BLACK / BLADE Enlarge

Optimists and pessimists are usually split evenly among just about any group of people, and LPGA Tour “semi-regular” Carri Wood is one of those glass-half-full types.

Wood would have to be one the way she has toiled on the outer fringes of survival as a professional golfer.

In her 10th year as a pro, including seven on the LPGA Tour, Wood not only has never won a tournament, she has never had a top-10 finish. Her career-best effort came in July of 2001 when she tied for 18th at the Sybase Big Apple Classic in New Rochelle, N.Y.
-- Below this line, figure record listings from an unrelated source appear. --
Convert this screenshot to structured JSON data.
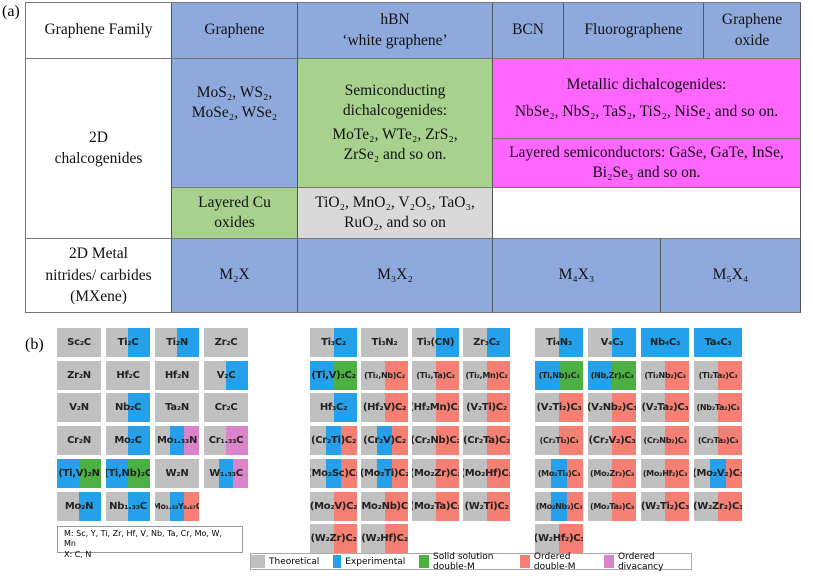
{
  "part_a": {
    "label": "(a)",
    "header": {
      "family": "Graphene Family",
      "graphene": "Graphene",
      "hbn_line1": "hBN",
      "hbn_line2": "‘white graphene’",
      "bcn": "BCN",
      "fluoro": "Fluorographene",
      "oxide_line1": "Graphene",
      "oxide_line2": "oxide"
    },
    "chalco": {
      "label_line1": "2D",
      "label_line2": "chalcogenides",
      "graphene_col": "MoS₂, WS₂, MoSe₂, WSe₂",
      "semi": "Semiconducting dichalcogenides:",
      "semi_list": "MoTe₂, WTe₂, ZrS₂, ZrSe₂ and so on.",
      "metallic": "Metallic dichalcogenides:",
      "metallic_list": "NbSe₂, NbS₂, TaS₂, TiS₂, NiSe₂ and so on.",
      "layered_semi": "Layered semiconductors: GaSe, GaTe, InSe, Bi₂Se₃ and so on.",
      "cu_oxides": "Layered Cu oxides",
      "oxides": "TiO₂, MnO₂, V₂O₅, TaO₃, RuO₂, and so on"
    },
    "mxene": {
      "label_line1": "2D Metal",
      "label_line2": "nitrides/ carbides",
      "label_line3": "(MXene)",
      "m2x": "M₂X",
      "m3x2": "M₃X₂",
      "m4x3": "M₄X₃",
      "m5x4": "M₅X₄"
    },
    "colors": {
      "blue": "#8eaadc",
      "green": "#a9d18e",
      "gray": "#d9d9d9",
      "magenta": "#ff66ff"
    }
  },
  "part_b": {
    "label": "(b)",
    "categories": {
      "T": {
        "name": "Theoretical",
        "color": "#c0c0c0"
      },
      "E": {
        "name": "Experimental",
        "color": "#25a0ea"
      },
      "S": {
        "name": "Solid solution double-M",
        "color": "#4cb043"
      },
      "O": {
        "name": "Ordered double-M",
        "color": "#f47f72"
      },
      "D": {
        "name": "Ordered divacancy",
        "color": "#dc84c9"
      }
    },
    "legend": [
      "T",
      "E",
      "S",
      "O",
      "D"
    ],
    "note_line1": "M: Sc, Y, Ti, Zr, Hf, V, Nb, Ta, Cr, Mo, W, Mn",
    "note_line2": "X: C, N",
    "blocks": [
      [
        [
          [
            "Sc₂C",
            "T"
          ],
          [
            "Ti₂C",
            "TE"
          ],
          [
            "Ti₂N",
            "TE"
          ],
          [
            "Zr₂C",
            "T"
          ]
        ],
        [
          [
            "Zr₂N",
            "T"
          ],
          [
            "Hf₂C",
            "T"
          ],
          [
            "Hf₂N",
            "T"
          ],
          [
            "V₂C",
            "TE"
          ]
        ],
        [
          [
            "V₂N",
            "T"
          ],
          [
            "Nb₂C",
            "TE"
          ],
          [
            "Ta₂N",
            "T"
          ],
          [
            "Cr₂C",
            "T"
          ]
        ],
        [
          [
            "Cr₂N",
            "T"
          ],
          [
            "Mo₂C",
            "TE"
          ],
          [
            "Mo₁.₃₃N",
            "TED"
          ],
          [
            "Cr₁.₃₃C",
            "TD"
          ]
        ],
        [
          [
            "(Ti,V)₂N",
            "ES"
          ],
          [
            "(Ti,Nb)₂C",
            "ES"
          ],
          [
            "W₂N",
            "T"
          ],
          [
            "W₁.₃₃C",
            "TED"
          ]
        ],
        [
          [
            "Mo₂N",
            "TE"
          ],
          [
            "Nb₁.₃₃C",
            "TE"
          ],
          [
            "Mo₁.₃₃Y₀.₆₇C",
            "TEO"
          ]
        ]
      ],
      [
        [
          [
            "Ti₃C₂",
            "TE"
          ],
          [
            "Ti₃N₂",
            "T"
          ],
          [
            "Ti₃(CN)",
            "TE"
          ],
          [
            "Zr₃C₂",
            "TE"
          ]
        ],
        [
          [
            "(Ti,V)₃C₂",
            "ES"
          ],
          [
            "(Ti₂,Nb)C₂",
            "TO"
          ],
          [
            "(Ti₂,Ta)C₂",
            "TO"
          ],
          [
            "(Ti₂,Mn)C₂",
            "TO"
          ]
        ],
        [
          [
            "Hf₃C₂",
            "TE"
          ],
          [
            "(Hf₂V)C₂",
            "TO"
          ],
          [
            "(Hf₂Mn)C₂",
            "TO"
          ],
          [
            "(V₂Ti)C₂",
            "TO"
          ]
        ],
        [
          [
            "(Cr₂Ti)C₂",
            "TEO"
          ],
          [
            "(Cr₂V)C₂",
            "TEO"
          ],
          [
            "(Cr₂Nb)C₂",
            "TO"
          ],
          [
            "(Cr₂Ta)C₂",
            "TO"
          ]
        ],
        [
          [
            "(Mo₂Sc)C₂",
            "TEO"
          ],
          [
            "(Mo₂Ti)C₂",
            "TEO"
          ],
          [
            "(Mo₂Zr)C₂",
            "TO"
          ],
          [
            "(Mo₂Hf)C₂",
            "TO"
          ]
        ],
        [
          [
            "(Mo₂V)C₂",
            "TO"
          ],
          [
            "(Mo₂Nb)C₂",
            "TO"
          ],
          [
            "(Mo₂Ta)C₂",
            "TO"
          ],
          [
            "(W₂Ti)C₂",
            "TO"
          ]
        ],
        [
          [
            "(W₂Zr)C₂",
            "TO"
          ],
          [
            "(W₂Hf)C₂",
            "TO"
          ]
        ]
      ],
      [
        [
          [
            "Ti₄N₃",
            "TE"
          ],
          [
            "V₄C₃",
            "TE"
          ],
          [
            "Nb₄C₃",
            "E"
          ],
          [
            "Ta₄C₃",
            "E"
          ]
        ],
        [
          [
            "(Ti,Nb)₄C₃",
            "ES"
          ],
          [
            "(Nb,Zr)₄C₃",
            "ES"
          ],
          [
            "(Ti₂Nb₂)C₃",
            "TO"
          ],
          [
            "(Ti₂Ta₂)C₃",
            "TO"
          ]
        ],
        [
          [
            "(V₂Ti₂)C₃",
            "TO"
          ],
          [
            "(V₂Nb₂)C₃",
            "TO"
          ],
          [
            "(V₂Ta₂)C₃",
            "TO"
          ],
          [
            "(Nb₂Ta₂)C₃",
            "TO"
          ]
        ],
        [
          [
            "(Cr₂Ti₂)C₃",
            "TO"
          ],
          [
            "(Cr₂V₂)C₃",
            "TO"
          ],
          [
            "(Cr₂Nb₂)C₃",
            "TO"
          ],
          [
            "(Cr₂Ta₂)C₃",
            "TO"
          ]
        ],
        [
          [
            "(Mo₂Ti₂)C₃",
            "TEO"
          ],
          [
            "(Mo₂Zr₂)C₃",
            "TO"
          ],
          [
            "(Mo₂Hf₂)C₃",
            "TO"
          ],
          [
            "(Mo₂V₂)C₃",
            "TEO"
          ]
        ],
        [
          [
            "(Mo₂Nb₂)C₃",
            "TEO"
          ],
          [
            "(Mo₂Ta₂)C₃",
            "TO"
          ],
          [
            "(W₂Ti₂)C₃",
            "TO"
          ],
          [
            "(W₂Zr₂)C₃",
            "TO"
          ]
        ],
        [
          [
            "(W₂Hf₂)C₃",
            "TO"
          ]
        ]
      ]
    ]
  }
}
Thus, her 4-under 67 yesterday in the Jamie Farr Kroger Classic at Highland Meadows was a legitimate reason for Wood to feel upbeat.
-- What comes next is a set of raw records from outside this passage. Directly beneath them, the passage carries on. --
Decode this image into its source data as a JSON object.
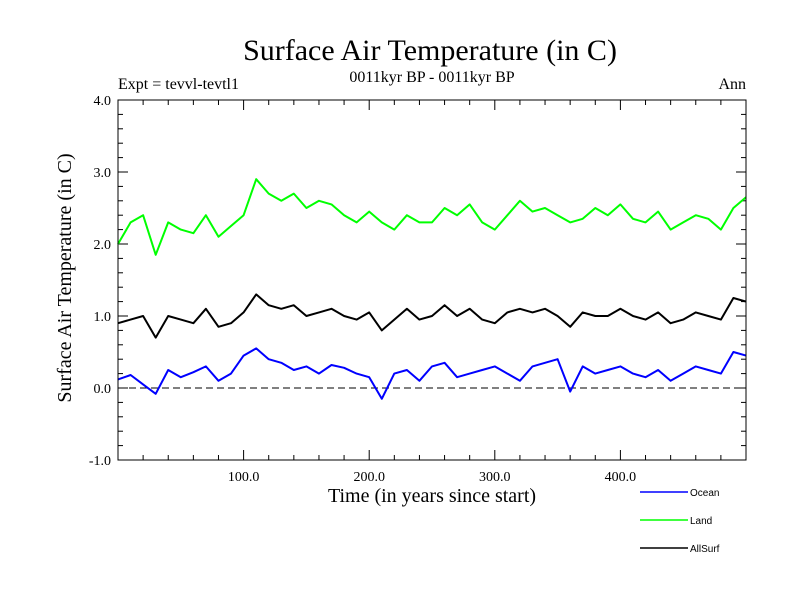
{
  "chart_data": {
    "type": "line",
    "title": "Surface Air Temperature (in C)",
    "subtitle": "0011kyr BP - 0011kyr BP",
    "expt_label": "Expt = tevvl-tevtl1",
    "season_label": "Ann",
    "xlabel": "Time (in years since start)",
    "ylabel": "Surface Air Temperature (in C)",
    "xlim": [
      0,
      500
    ],
    "ylim": [
      -1.0,
      4.0
    ],
    "x_ticks": [
      100,
      200,
      300,
      400
    ],
    "x_tick_labels": [
      "100.0",
      "200.0",
      "300.0",
      "400.0"
    ],
    "y_ticks": [
      -1.0,
      0.0,
      1.0,
      2.0,
      3.0,
      4.0
    ],
    "y_tick_labels": [
      "-1.0",
      "0.0",
      "1.0",
      "2.0",
      "3.0",
      "4.0"
    ],
    "reference_line": 0.0,
    "legend": [
      "Ocean",
      "Land",
      "AllSurf"
    ],
    "x": [
      0,
      10,
      20,
      30,
      40,
      50,
      60,
      70,
      80,
      90,
      100,
      110,
      120,
      130,
      140,
      150,
      160,
      170,
      180,
      190,
      200,
      210,
      220,
      230,
      240,
      250,
      260,
      270,
      280,
      290,
      300,
      310,
      320,
      330,
      340,
      350,
      360,
      370,
      380,
      390,
      400,
      410,
      420,
      430,
      440,
      450,
      460,
      470,
      480,
      490,
      500
    ],
    "series": [
      {
        "name": "Ocean",
        "color": "#0000ff",
        "values": [
          0.12,
          0.18,
          0.05,
          -0.08,
          0.25,
          0.15,
          0.22,
          0.3,
          0.1,
          0.2,
          0.45,
          0.55,
          0.4,
          0.35,
          0.25,
          0.3,
          0.2,
          0.32,
          0.28,
          0.2,
          0.15,
          -0.15,
          0.2,
          0.25,
          0.1,
          0.3,
          0.35,
          0.15,
          0.2,
          0.25,
          0.3,
          0.2,
          0.1,
          0.3,
          0.35,
          0.4,
          -0.05,
          0.3,
          0.2,
          0.25,
          0.3,
          0.2,
          0.15,
          0.25,
          0.1,
          0.2,
          0.3,
          0.25,
          0.2,
          0.5,
          0.45
        ]
      },
      {
        "name": "Land",
        "color": "#00ff00",
        "values": [
          2.0,
          2.3,
          2.4,
          1.85,
          2.3,
          2.2,
          2.15,
          2.4,
          2.1,
          2.25,
          2.4,
          2.9,
          2.7,
          2.6,
          2.7,
          2.5,
          2.6,
          2.55,
          2.4,
          2.3,
          2.45,
          2.3,
          2.2,
          2.4,
          2.3,
          2.3,
          2.5,
          2.4,
          2.55,
          2.3,
          2.2,
          2.4,
          2.6,
          2.45,
          2.5,
          2.4,
          2.3,
          2.35,
          2.5,
          2.4,
          2.55,
          2.35,
          2.3,
          2.45,
          2.2,
          2.3,
          2.4,
          2.35,
          2.2,
          2.5,
          2.65
        ]
      },
      {
        "name": "AllSurf",
        "color": "#000000",
        "values": [
          0.9,
          0.95,
          1.0,
          0.7,
          1.0,
          0.95,
          0.9,
          1.1,
          0.85,
          0.9,
          1.05,
          1.3,
          1.15,
          1.1,
          1.15,
          1.0,
          1.05,
          1.1,
          1.0,
          0.95,
          1.05,
          0.8,
          0.95,
          1.1,
          0.95,
          1.0,
          1.15,
          1.0,
          1.1,
          0.95,
          0.9,
          1.05,
          1.1,
          1.05,
          1.1,
          1.0,
          0.85,
          1.05,
          1.0,
          1.0,
          1.1,
          1.0,
          0.95,
          1.05,
          0.9,
          0.95,
          1.05,
          1.0,
          0.95,
          1.25,
          1.2
        ]
      }
    ]
  }
}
That round - which included birdies on Nos. 2, 3, 8, 13 and 14 to go with a lone bogey on 16 - pulled her to 7 under for the tournament entering the final round, and put her in good position for a career-best finish.

The 67 was also just one stroke above her LPGA career-low score of 66 shot last year in the Kellogg-Keebler Classic in Aurora, Ill.
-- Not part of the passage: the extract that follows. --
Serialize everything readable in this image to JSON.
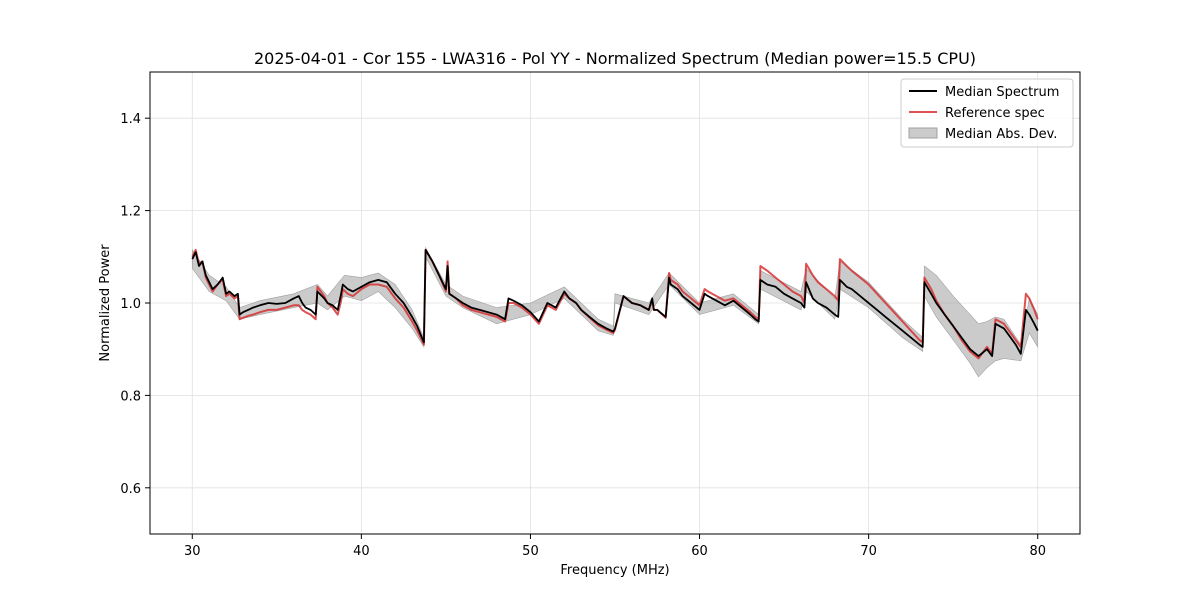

“I've had my ups and downs,” said Wood, who was out of the LPGA completely for three years (1995-97) after playing 14 events in her rookie season of 1994. “I haven't played great this year, but it only takes one good week.”

Wood, whose career earnings over 107 LPGA events since her first in 1991 total just $163,399, stood at 138th on this year's money list at $19,903 entering the Farr Classic.

A top-10 finish would more than double that total, and that's a good thing for Wood, whose nonexempt player status prevents her from playing in some tournaments. She will play at the next three LPGA stops but, after that, she is guaranteed nothing.

“It's tough that way early in the season,” Wood said of getting into a tournament field, “but right now, when a lot of the girls are back in Europe playing, I get to get into a number of them. At the end, I might not be in the last few because everyone's fighting for their tour cards. I really have to play well these next three weeks.”

Wood works every off-season, most recently in the pro shop at a country club back home. That employment gives her an opportunity to play and practice during the LPGA's lengthy down time, and to make ends meet. She earned $31,663, $54,075 and $41,953 the last three years in tournaments.

“We do a lot of pro-ams and I've worked throughout the winter,” Wood said of her extra income. “Otherwise, you just keep plugging away. There's been times when I've wondered, `Boy, should I even be out here?' And then you have weeks like this that you think, `Well, I am halfway decent and I can compete out here.' You've just got to believe in yourself.”

With golf earnings money having never been in abundance for Wood, she has learned how to survive.

“You try to stay in homes with families some weeks, and you drive to tournaments sometimes rather than flying,” she said. “You learn how to cut costs. I've been out here doing this for 10 years, so I know how to budget, and I've had a couple decent sponsors that have helped.”

Wood, 32, is a Massachusetts native who resides in Cape Cod. She played collegiately at Mississippi State University, where she was a three-time All-American and All-Southeastern Conference player, and won the 1992 SEC individual title. In 1991 she was runner-up in the U.S. Public Links Championship, and in 1988 and '89 she was the Massachusetts state high school champion.

In her three years away from the LPGA, Wood played on the Futures Tour and on the Asian Tour. She had moderate success - but no wins.

“I think the only thing that defeats me is myself,” she said. “Some of my playing partners have told me that I'm a good player and that I just have to believe it and go out and trust it.

“I've never completely said, `I can't do this anymore.' I seem to just keep fighting and clawing and hanging in there. I love the game and I love what I'm doing. As long as I can make my bills and don't owe money to anyone, I'll stay with it. I'm my own boss. Nobody's telling me what to do or where to go. I like that.”